Ma la gestione di queste due variabili, tempo e spazio, presuppone un elevato livello di responsabilizzazione del lavoratore, dotato ora di un’autonomia senza precedenti. Ma se un lavoratore più responsabilizzato è certamente un lavoratore più evoluto e appagato, ciò non vuol dire che i lavoratori dovranno essere lasciati soli, in una sorta di autogestione produttiva. Lo smart working presuppone infatti una contestuale modifica dell’intero modello di business, ora incentrato su obiettivi di breve, medio e lungo periodo, che porteranno poi ai risultati finali: il raggiungimento di questi obiettivi dovrà essere costantemente monitorato e controllato, per eventualmente intervenire, attraverso un efficace controllo di gestione, modificando tempistiche, obiettivi stessi e risultati finali.
Tutto questo, tuttavia, non sarà possibile senza l’ausilio della tecnologia, che dovrà essere ora pienamente compresa, gestita e utilizzata.

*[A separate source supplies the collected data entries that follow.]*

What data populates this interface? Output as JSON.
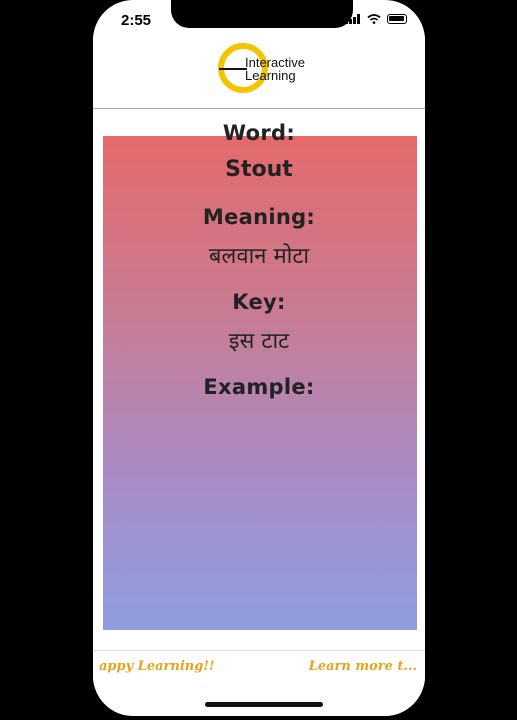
{
  "status_bar": {
    "time": "2:55",
    "icons": [
      "signal-icon",
      "wifi-icon",
      "battery-icon"
    ]
  },
  "header": {
    "logo_icon": "interactive-learning-logo",
    "logo_line1": "Interactive",
    "logo_line2": "Learning",
    "logo_ring_color": "#f5c400"
  },
  "card": {
    "word_label": "Word:",
    "word_value": "Stout",
    "meaning_label": "Meaning:",
    "meaning_value": "बलवान मोटा",
    "key_label": "Key:",
    "key_value": "इस टाट",
    "example_label": "Example:",
    "example_value": "",
    "gradient_top": "#e46a6b",
    "gradient_bottom": "#8f9de0"
  },
  "footer": {
    "left_text": "appy Learning!!",
    "right_text": "Learn more t...",
    "text_color": "#e8a21a"
  }
}
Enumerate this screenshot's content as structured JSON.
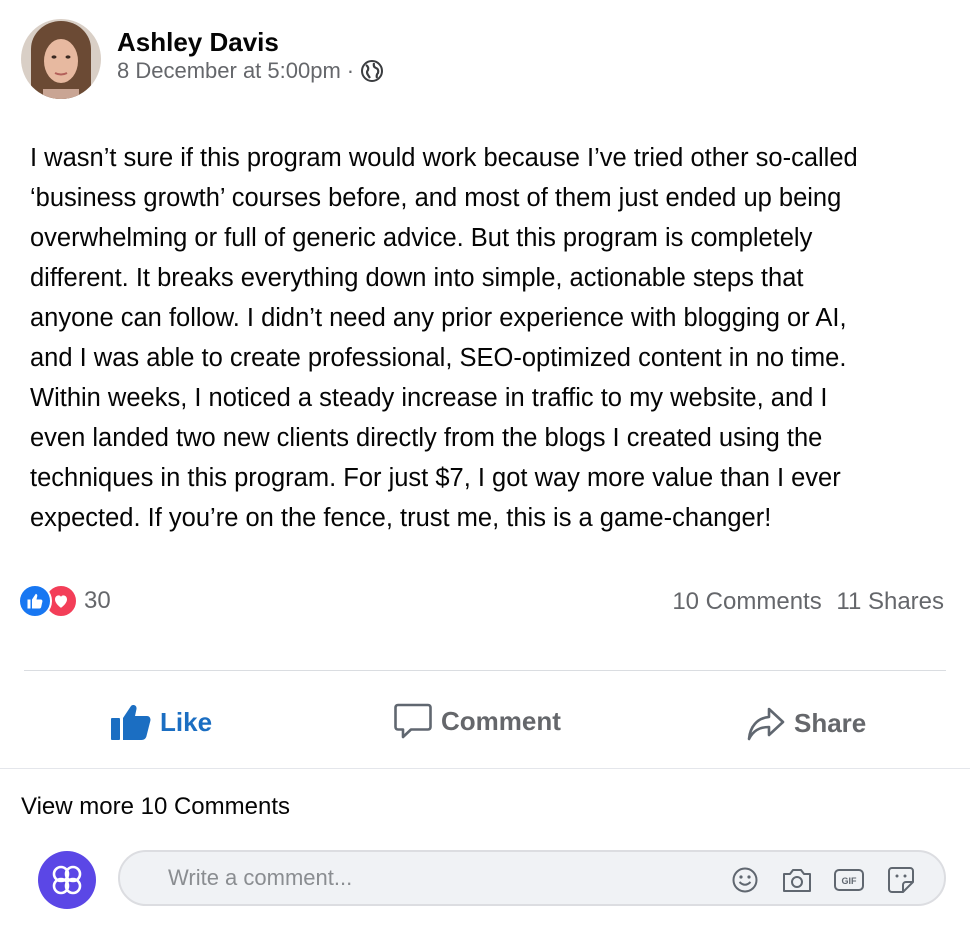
{
  "post": {
    "author": "Ashley Davis",
    "timestamp": "8 December at 5:00pm",
    "separator": "·",
    "audience_icon": "globe-icon",
    "body": "I wasn’t sure if this program would work because I’ve tried other so-called\n‘business growth’ courses before, and most of them just ended up being\noverwhelming or full of generic advice. But this program is completely\ndifferent. It breaks everything down into simple, actionable steps that\nanyone can follow. I didn’t need any prior experience with blogging or AI,\nand I was able to create professional, SEO-optimized content in no time.\nWithin weeks, I noticed a steady increase in traffic to my website, and I\neven landed two new clients directly from the blogs I created using the\ntechniques in this program. For just $7, I got way more value than I ever\nexpected. If you’re on the fence, trust me, this is a game-changer!"
  },
  "engagement": {
    "reaction_count": "30",
    "comments": "10 Comments",
    "shares": "11 Shares"
  },
  "actions": {
    "like": "Like",
    "comment": "Comment",
    "share": "Share"
  },
  "comments_section": {
    "view_more": "View more 10 Comments",
    "placeholder": "Write a comment..."
  },
  "colors": {
    "like_blue": "#1b6ec2",
    "love_red": "#f33e58",
    "composer_avatar": "#5b47e6"
  }
}
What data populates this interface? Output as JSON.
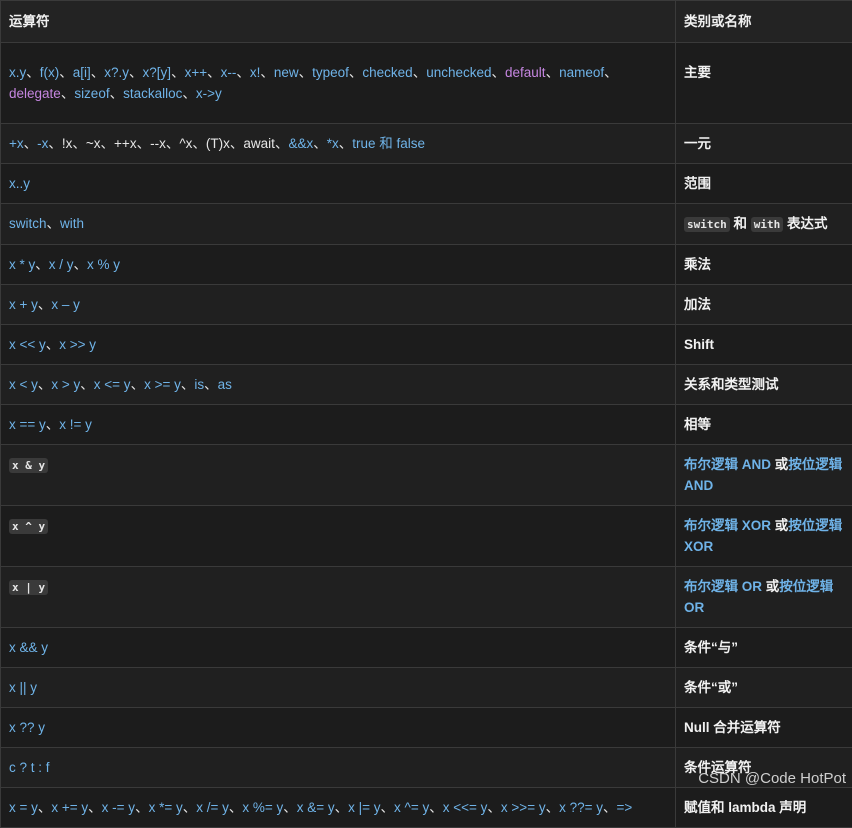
{
  "headers": {
    "col_operators": "运算符",
    "col_category": "类别或名称"
  },
  "rows": [
    {
      "name": "primary",
      "pad": 19,
      "segs_ops": [
        {
          "t": "x.y",
          "k": "link"
        },
        {
          "t": "、",
          "k": "sep"
        },
        {
          "t": "f(x)",
          "k": "link"
        },
        {
          "t": "、",
          "k": "sep"
        },
        {
          "t": "a[i]",
          "k": "link"
        },
        {
          "t": "、",
          "k": "sep"
        },
        {
          "t": "x?.y",
          "k": "link"
        },
        {
          "t": "、",
          "k": "sep"
        },
        {
          "t": "x?[y]",
          "k": "link"
        },
        {
          "t": "、",
          "k": "sep"
        },
        {
          "t": "x++",
          "k": "link"
        },
        {
          "t": "、",
          "k": "sep"
        },
        {
          "t": "x--",
          "k": "link"
        },
        {
          "t": "、",
          "k": "sep"
        },
        {
          "t": "x!",
          "k": "link"
        },
        {
          "t": "、",
          "k": "sep"
        },
        {
          "t": "new",
          "k": "link"
        },
        {
          "t": "、",
          "k": "sep"
        },
        {
          "t": "typeof",
          "k": "link"
        },
        {
          "t": "、",
          "k": "sep"
        },
        {
          "t": "checked",
          "k": "link"
        },
        {
          "t": "、",
          "k": "sep"
        },
        {
          "t": "unchecked",
          "k": "link"
        },
        {
          "t": "、",
          "k": "sep"
        },
        {
          "t": "default",
          "k": "kw"
        },
        {
          "t": "、",
          "k": "sep"
        },
        {
          "t": "nameof",
          "k": "link"
        },
        {
          "t": "、",
          "k": "sep"
        },
        {
          "t": "delegate",
          "k": "kw"
        },
        {
          "t": "、",
          "k": "sep"
        },
        {
          "t": "sizeof",
          "k": "link"
        },
        {
          "t": "、",
          "k": "sep"
        },
        {
          "t": "stackalloc",
          "k": "link"
        },
        {
          "t": "、",
          "k": "sep"
        },
        {
          "t": "x->y",
          "k": "link"
        }
      ],
      "segs_cat": [
        {
          "t": "主要",
          "k": "bold"
        }
      ]
    },
    {
      "name": "unary",
      "pad": 9,
      "segs_ops": [
        {
          "t": "+x",
          "k": "link"
        },
        {
          "t": "、",
          "k": "sep"
        },
        {
          "t": "-x",
          "k": "link"
        },
        {
          "t": "、",
          "k": "sep"
        },
        {
          "t": "!x",
          "k": "plain"
        },
        {
          "t": "、",
          "k": "sep"
        },
        {
          "t": "~x",
          "k": "plain"
        },
        {
          "t": "、",
          "k": "sep"
        },
        {
          "t": "++x",
          "k": "plain"
        },
        {
          "t": "、",
          "k": "sep"
        },
        {
          "t": "--x",
          "k": "plain"
        },
        {
          "t": "、",
          "k": "sep"
        },
        {
          "t": "^x",
          "k": "plain"
        },
        {
          "t": "、",
          "k": "sep"
        },
        {
          "t": "(T)x",
          "k": "plain"
        },
        {
          "t": "、",
          "k": "sep"
        },
        {
          "t": "await",
          "k": "plain"
        },
        {
          "t": "、",
          "k": "sep"
        },
        {
          "t": "&&x",
          "k": "link"
        },
        {
          "t": "、",
          "k": "sep"
        },
        {
          "t": "*x",
          "k": "link"
        },
        {
          "t": "、",
          "k": "sep"
        },
        {
          "t": "true 和 false",
          "k": "link"
        }
      ],
      "segs_cat": [
        {
          "t": "一元",
          "k": "bold"
        }
      ]
    },
    {
      "name": "range",
      "pad": 9,
      "segs_ops": [
        {
          "t": "x..y",
          "k": "link"
        }
      ],
      "segs_cat": [
        {
          "t": "范围",
          "k": "bold"
        }
      ]
    },
    {
      "name": "switch-with",
      "pad": 9,
      "segs_ops": [
        {
          "t": "switch",
          "k": "link"
        },
        {
          "t": "、",
          "k": "sep"
        },
        {
          "t": "with",
          "k": "link"
        }
      ],
      "segs_cat": [
        {
          "t": "switch",
          "k": "code"
        },
        {
          "t": " 和 ",
          "k": "bold"
        },
        {
          "t": "with",
          "k": "code"
        },
        {
          "t": " 表达式",
          "k": "bold"
        }
      ]
    },
    {
      "name": "multiplicative",
      "pad": 9,
      "segs_ops": [
        {
          "t": "x * y",
          "k": "link"
        },
        {
          "t": "、",
          "k": "sep"
        },
        {
          "t": "x / y",
          "k": "link"
        },
        {
          "t": "、",
          "k": "sep"
        },
        {
          "t": "x % y",
          "k": "link"
        }
      ],
      "segs_cat": [
        {
          "t": "乘法",
          "k": "bold"
        }
      ]
    },
    {
      "name": "additive",
      "pad": 9,
      "segs_ops": [
        {
          "t": "x + y",
          "k": "link"
        },
        {
          "t": "、",
          "k": "sep"
        },
        {
          "t": "x – y",
          "k": "link"
        }
      ],
      "segs_cat": [
        {
          "t": "加法",
          "k": "bold"
        }
      ]
    },
    {
      "name": "shift",
      "pad": 9,
      "segs_ops": [
        {
          "t": "x << y",
          "k": "link"
        },
        {
          "t": "、",
          "k": "sep"
        },
        {
          "t": "x >> y",
          "k": "link"
        }
      ],
      "segs_cat": [
        {
          "t": "Shift",
          "k": "bold"
        }
      ]
    },
    {
      "name": "relational",
      "pad": 9,
      "segs_ops": [
        {
          "t": "x < y",
          "k": "link"
        },
        {
          "t": "、",
          "k": "sep"
        },
        {
          "t": "x > y",
          "k": "link"
        },
        {
          "t": "、",
          "k": "sep"
        },
        {
          "t": "x <= y",
          "k": "link"
        },
        {
          "t": "、",
          "k": "sep"
        },
        {
          "t": "x >= y",
          "k": "link"
        },
        {
          "t": "、",
          "k": "sep"
        },
        {
          "t": "is",
          "k": "link"
        },
        {
          "t": "、",
          "k": "sep"
        },
        {
          "t": "as",
          "k": "link"
        }
      ],
      "segs_cat": [
        {
          "t": "关系和类型测试",
          "k": "bold"
        }
      ]
    },
    {
      "name": "equality",
      "pad": 9,
      "segs_ops": [
        {
          "t": "x == y",
          "k": "link"
        },
        {
          "t": "、",
          "k": "sep"
        },
        {
          "t": "x != y",
          "k": "link"
        }
      ],
      "segs_cat": [
        {
          "t": "相等",
          "k": "bold"
        }
      ]
    },
    {
      "name": "logical-and",
      "pad": 9,
      "segs_ops": [
        {
          "t": "x & y",
          "k": "code"
        }
      ],
      "segs_cat": [
        {
          "t": "布尔逻辑 AND",
          "k": "link"
        },
        {
          "t": " 或",
          "k": "bold"
        },
        {
          "t": "按位逻辑 AND",
          "k": "link"
        }
      ]
    },
    {
      "name": "logical-xor",
      "pad": 9,
      "segs_ops": [
        {
          "t": "x ^ y",
          "k": "code"
        }
      ],
      "segs_cat": [
        {
          "t": "布尔逻辑 XOR",
          "k": "link"
        },
        {
          "t": " 或",
          "k": "bold"
        },
        {
          "t": "按位逻辑 XOR",
          "k": "link"
        }
      ]
    },
    {
      "name": "logical-or",
      "pad": 9,
      "segs_ops": [
        {
          "t": "x | y",
          "k": "code"
        }
      ],
      "segs_cat": [
        {
          "t": "布尔逻辑 OR",
          "k": "link"
        },
        {
          "t": " 或",
          "k": "bold"
        },
        {
          "t": "按位逻辑 OR",
          "k": "link"
        }
      ]
    },
    {
      "name": "conditional-and",
      "pad": 9,
      "segs_ops": [
        {
          "t": "x && y",
          "k": "link"
        }
      ],
      "segs_cat": [
        {
          "t": "条件“与”",
          "k": "bold"
        }
      ]
    },
    {
      "name": "conditional-or",
      "pad": 9,
      "segs_ops": [
        {
          "t": "x || y",
          "k": "link"
        }
      ],
      "segs_cat": [
        {
          "t": "条件“或”",
          "k": "bold"
        }
      ]
    },
    {
      "name": "null-coalescing",
      "pad": 9,
      "segs_ops": [
        {
          "t": "x ?? y",
          "k": "link"
        }
      ],
      "segs_cat": [
        {
          "t": "Null 合并运算符",
          "k": "bold"
        }
      ]
    },
    {
      "name": "conditional",
      "pad": 9,
      "segs_ops": [
        {
          "t": "c ? t : f",
          "k": "link"
        }
      ],
      "segs_cat": [
        {
          "t": "条件运算符",
          "k": "bold"
        }
      ]
    },
    {
      "name": "assignment",
      "pad": 9,
      "segs_ops": [
        {
          "t": "x = y",
          "k": "link"
        },
        {
          "t": "、",
          "k": "sep"
        },
        {
          "t": "x += y",
          "k": "link"
        },
        {
          "t": "、",
          "k": "sep"
        },
        {
          "t": "x -= y",
          "k": "link"
        },
        {
          "t": "、",
          "k": "sep"
        },
        {
          "t": "x *= y",
          "k": "link"
        },
        {
          "t": "、",
          "k": "sep"
        },
        {
          "t": "x /= y",
          "k": "link"
        },
        {
          "t": "、",
          "k": "sep"
        },
        {
          "t": "x %= y",
          "k": "link"
        },
        {
          "t": "、",
          "k": "sep"
        },
        {
          "t": "x &= y",
          "k": "link"
        },
        {
          "t": "、",
          "k": "sep"
        },
        {
          "t": "x |= y",
          "k": "link"
        },
        {
          "t": "、",
          "k": "sep"
        },
        {
          "t": "x ^= y",
          "k": "link"
        },
        {
          "t": "、",
          "k": "sep"
        },
        {
          "t": "x <<= y",
          "k": "link"
        },
        {
          "t": "、",
          "k": "sep"
        },
        {
          "t": "x >>= y",
          "k": "link"
        },
        {
          "t": "、",
          "k": "sep"
        },
        {
          "t": "x ??= y",
          "k": "link"
        },
        {
          "t": "、",
          "k": "sep"
        },
        {
          "t": "=>",
          "k": "link"
        }
      ],
      "segs_cat": [
        {
          "t": "赋值和 lambda 声明",
          "k": "bold"
        }
      ]
    }
  ],
  "watermark": "CSDN @Code HotPot"
}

La diffusione delle conoscenze informatiche a tutti i livelli aziendali sarà dunque una componente ineludibile di questo processo evolutivo a cui sono chiamate le aziende, che dovranno, da un lato, dotare tutti i propri lavoratori di strumenti adeguati alle attività da svolgere, e, dall’altro, attivarsi per fornire le conoscenze informatiche necessarie per poter utilizzare al meglio tale tecnologia, così allontanando il timore di essere da essa consumati.
In tutto questo “oceano” di tecnologia non dobbiamo però mai dimenticare che dietro a un computer c’è sempre un essere umano, con i propri limiti, le proprie aspirazioni e i propri bisogni. Non dobbiamo dimenticare quindi l’importanza della socializzazione all’interno dell’azienda, a cui dovrà essere concesso il giusto spazio, ancorché virtuale.
Ma se cambiano i lavoratori e il modello di business, non potrà non cambiare anche il modello di governance che le aziende adotteranno per gestire le proprie attività: procedure, controlli e presidi dovranno essere necessariamente adattati a questa nuova realtà, facendo ricorso, anche in questo caso, alle diverse tecnologie disponibili. Oltre alle ormai diffuse pratiche di video riunioni a distanza, dovranno essere implementati e utilizzati strumenti di firma digitale che agevolino, ad esempio, quel processo di dematerializzazione documentale a cui le aziende sono chiamate, nell’ottica di una gestione del business più sostenibile; dovranno altresì essere ripensate le modalità di archiviazione della documentazione societaria, attraverso la creazione di data base aziendali, accessibili, con le opportune schermature, ai diversi livelli aziendali.
L’evoluzione in atto, dunque, non sembra possa essere fermata. A prescindere dall’emergenza epidemiologica che, di fatto, rende il futuro incerto, è questa l’occasione per ripensare i modelli di business che hanno caratterizzato sino ad oggi il nostro tessuto imprenditoriale.
L’unica certezza che abbiamo in questo momento è che questo processo evolutivo non può più essere disinnescato, ma dovrà invece essere gestito e valorizzato.
È questa forse la prima volta in cui non sono le aziende a doversi adattare al sistema socio-economico in cui operano, subendone le esigenze e le conseguenze, ma sono ora loro stesse protagoniste di un processo evolutivo dal quale non si torna indietro. Non resterà che attendere la risposta del sistema economico.